New York

Hugh Kepets

Fischbach Gallery

What is most striking about Hugh Kepets’ new paintings is his insistence on the ambiguity of architectural spaces rendered with total precision. Kepets takes a particular set of close-up details and subjects them to a thorough study. Painted with careful highlight and shadow, each area should be molded into deep three-dimensional space, but isn’t. Paradoxically, each scene remains clearly representational of depth and planes, but reads as a composite of well-balanced geometrical surfaces. Kepets employs rich colors to create a uniformly balanced range of tones, much too potent for realism, yet not in the least disturbing.

In his small line drawings, his primary concern is with linear detail and patterning, revealing the basis of the richly hued paintings. Each set of ledges, windows and railings is described in the drawings by varying densities of straight parallel lines—the closer together, the stronger the area of shadow. Proceeding from the studies, the large paintings can be seen as exercises in laying on color in ways that least disturb the space—balancing the composition of the drawing without creating an illusion of depth.

Achieving this overall balance creates the only tension present in the paintings, when an obviously protruding or receding element is nullified. The bright red railing in Madison Square II, for instance, is rationally placed as if attached at either end to a wall, but appears to be free-floating in space. Nevertheless it forms no alternate plane, being strangely correct mechanically and compositionally perfect. By this insistence on providing 3-D information that reads almost one-dimensionally, Kepets forces an acceptance of things on his terms. If he says that space is flat, it must be, even though all information to the contrary is there.

A similar contradiction is brought out by his use of color. Although deep shadows and recesses are included in many details, Kepets’ technical skill controls resulting contrasts between areas to reduce depth. He paints with a style best described as softened hard-edge, each contoured area consisting of multitudes of parallel straight lines, again using density to produce shadow. Though there is no blending of color or stroke, color is allowed to influence the effect on each area; often negative and positive spaces alternate—the balustrades of a railing either defining abstract shapes or reading as free-standing objects. The sky in Williamsburg Bridge I vacillates between background and foreground in this manner, defining a plane or serving as flat color contrast. A good illustration of Kepets’ paradoxical inclinations, Bridge reduces elements of the bridge construction to a totality of harmonious color, despite accurate detail. Heavy girders cross and recross the space but define it only in terms of composition. The scene appears brightly sun-washed, though shadows abound—again offering information and negating it.

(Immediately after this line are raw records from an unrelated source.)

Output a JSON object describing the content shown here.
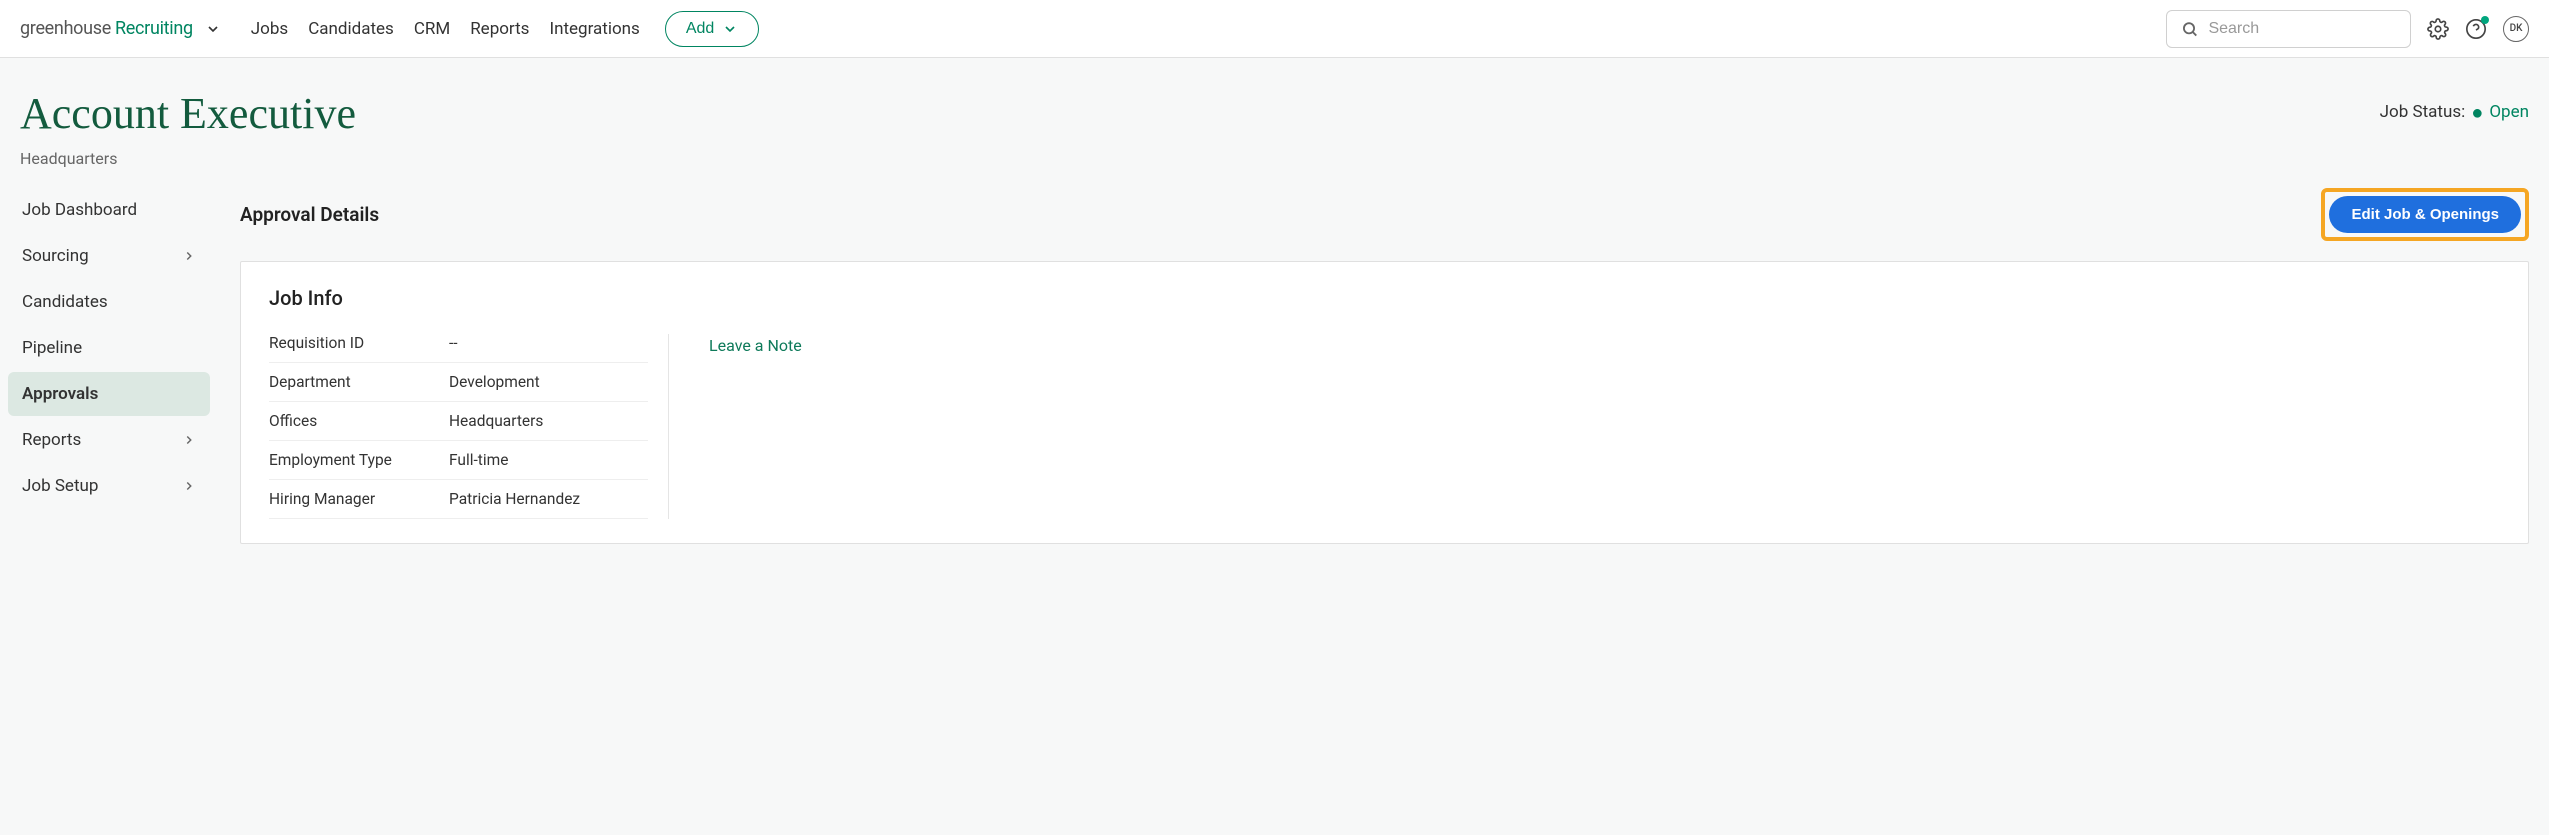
{
  "logo": {
    "part1": "greenhouse",
    "part2": "Recruiting"
  },
  "nav": {
    "items": [
      "Jobs",
      "Candidates",
      "CRM",
      "Reports",
      "Integrations"
    ]
  },
  "add_button": "Add",
  "search": {
    "placeholder": "Search"
  },
  "avatar": "DK",
  "page": {
    "title": "Account Executive",
    "subtitle": "Headquarters"
  },
  "status": {
    "label": "Job Status:",
    "value": "Open"
  },
  "sidebar": {
    "items": [
      {
        "label": "Job Dashboard",
        "chevron": false
      },
      {
        "label": "Sourcing",
        "chevron": true
      },
      {
        "label": "Candidates",
        "chevron": false
      },
      {
        "label": "Pipeline",
        "chevron": false
      },
      {
        "label": "Approvals",
        "chevron": false
      },
      {
        "label": "Reports",
        "chevron": true
      },
      {
        "label": "Job Setup",
        "chevron": true
      }
    ],
    "active_index": 4
  },
  "section": {
    "title": "Approval Details",
    "edit_button": "Edit Job & Openings"
  },
  "card": {
    "title": "Job Info",
    "rows": [
      {
        "label": "Requisition ID",
        "value": "--"
      },
      {
        "label": "Department",
        "value": "Development"
      },
      {
        "label": "Offices",
        "value": "Headquarters"
      },
      {
        "label": "Employment Type",
        "value": "Full-time"
      },
      {
        "label": "Hiring Manager",
        "value": "Patricia Hernandez"
      }
    ],
    "note_link": "Leave a Note"
  }
}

By slicing off only close-ups and details of architectural scenes, Kepets focuses our attention on the intricacies of each object, yet again and again does his best to disguise as much as to define them. While it would be a mistake to limit the effect of his pieces to any one concern (color, composition or space) it would also seem a disservice to generalize about them as a whole. Conveying three distinct kinds of information in a deceptively straightforward way keeps his work constantly intriguing. Rather than dismissing the paintings as appealing geometric abstractions, he forces an appreciation of their content. He is clearly in control of an immense amount of visual information.